M. [Z] [B], partie perdante, sera condamné aux dépens de la présente instance, conformément à l’article 696 du code de procédure civile.
En revanche, compte tenu de sa situation économique, il n'y a pas lieu de le condamner à une quelconque indemnité sur le fondement de l’article 700 du code de procédure civile.

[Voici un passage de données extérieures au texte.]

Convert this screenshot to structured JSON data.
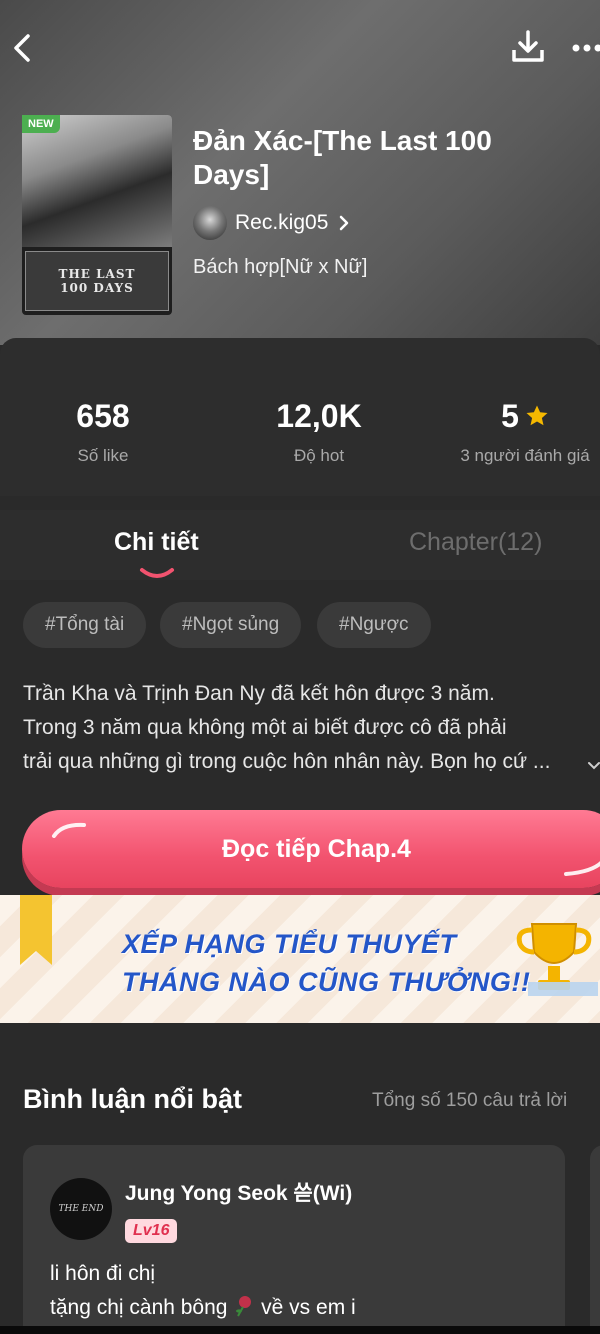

Selon l'article 514 du code de procédure civile, les décisions de première instance sont de droit exécutoires à titre provisoire à moins que la loi ou la décision rendue n'en dispose autrement.
PAR CES MOTIFS,
La juge des contentieux de la protection, statuant après débats publics, par ordonnance mise à disposition au greffe, contradictoire et en premier ressort,
CONSTATONS que la dette locative visée dans le commandement de payer du 22 juin 2023 n’a pas été réglée dans le délai de deux mois,
CONSTATONS, en conséquence, que le contrat à effet au 25 mai 2007 entre la SA ELOGIE-SIEMP, d’une part, et M. [Z] [B], d’autre part, concernant les locaux situés au [Adresse 1] à [Localité 4], est résilié depuis le 23 août 2023,
CONDAMNONS M. [Z] [B] à payer à la SA ELOGIE-SIEMP la somme de 1810,23 euros (mille huit cent dix euros et vingt-trois centimes) à titre de provision sur l’arriéré locatif arrêté au 22 janvier 2024 (échéance de décembre incluse), avec intérêts au taux légal à compter de la présente décision,
AUTORISONS M. [Z] [B] à se libérer de sa dette en réglant chaque mois pendant 36 mois, en plus du loyer courant, une somme minimale de 50 euros (cinquante euros), la dernière échéance étant majorée du solde de la dette en principal, intérêts et frais,
DISONS que le premier règlement devra intervenir dans les dix jours suivant la signification de la présente décision, puis, pour les paiements suivants, en même temps que le loyer, au plus tard le dixième jour de chaque mois, sauf meilleur accord entre les parties,
SUSPENDONS les effets de la clause résolutoire pendant l’exécution des délais de paiement accordés à M. [Z] [B],
DISONS que si les délais accordés sont entièrement respectés, la clause résolutoire sera réputée n’avoir jamais été acquise,
DISONS qu’en revanche, pour le cas où une mensualité, qu'elle soit due au titre du loyer et des charges courants ou de l’arriéré, resterait impayée quinze jours après l’envoi d'une mise en demeure par lettre recommandée avec avis de réception,
-le bail sera considéré comme résilié de plein droit depuis le 23 août 2023,
-le solde de la dette deviendra immédiatement exigible,
-le bailleur pourra, à défaut de libération spontanée des lieux et dès l’expiration d’un délai de deux mois suivant la délivrance d’un commandement d’avoir à libérer les lieux, faire procéder à l’expulsion de M. [Z] [B] et à celle de tous occupants de son chef, au besoin avec l’assistance de la force publique,
-le sort des meubles sera régi conformément aux dispositions des articles L. 433-1 et L. 433-2 du code des procédures civiles d'exécution,
-M. [Z] [B] sera condamné à verser à titre de provision à la SA ELOGIE-SIEMP une indemnité d’occupation mensuelle égale au montant des loyers et charges qui auraient été dus en cas de poursuite du bail, et ce, jusqu’à la date de libération effective et définitive des lieux,
DÉBOUTONS la SA ELOGIE-SIEMP de sa demande au titre de l’article 700 du code de procédure civile,
CONDAMNONS M. [Z] [B] aux dépens comprenant notamment le coût du commandement de payer du 22 juin 2023 et celui de l'assignation du 9 octobre 2023,
RAPPELONS que la présente ordonnance est exécutoire de droit à titre provisoire.
Ainsi jugé par mise à disposition au greffe le 7 mai 2024, et signé par la juge et le greffier susnommés.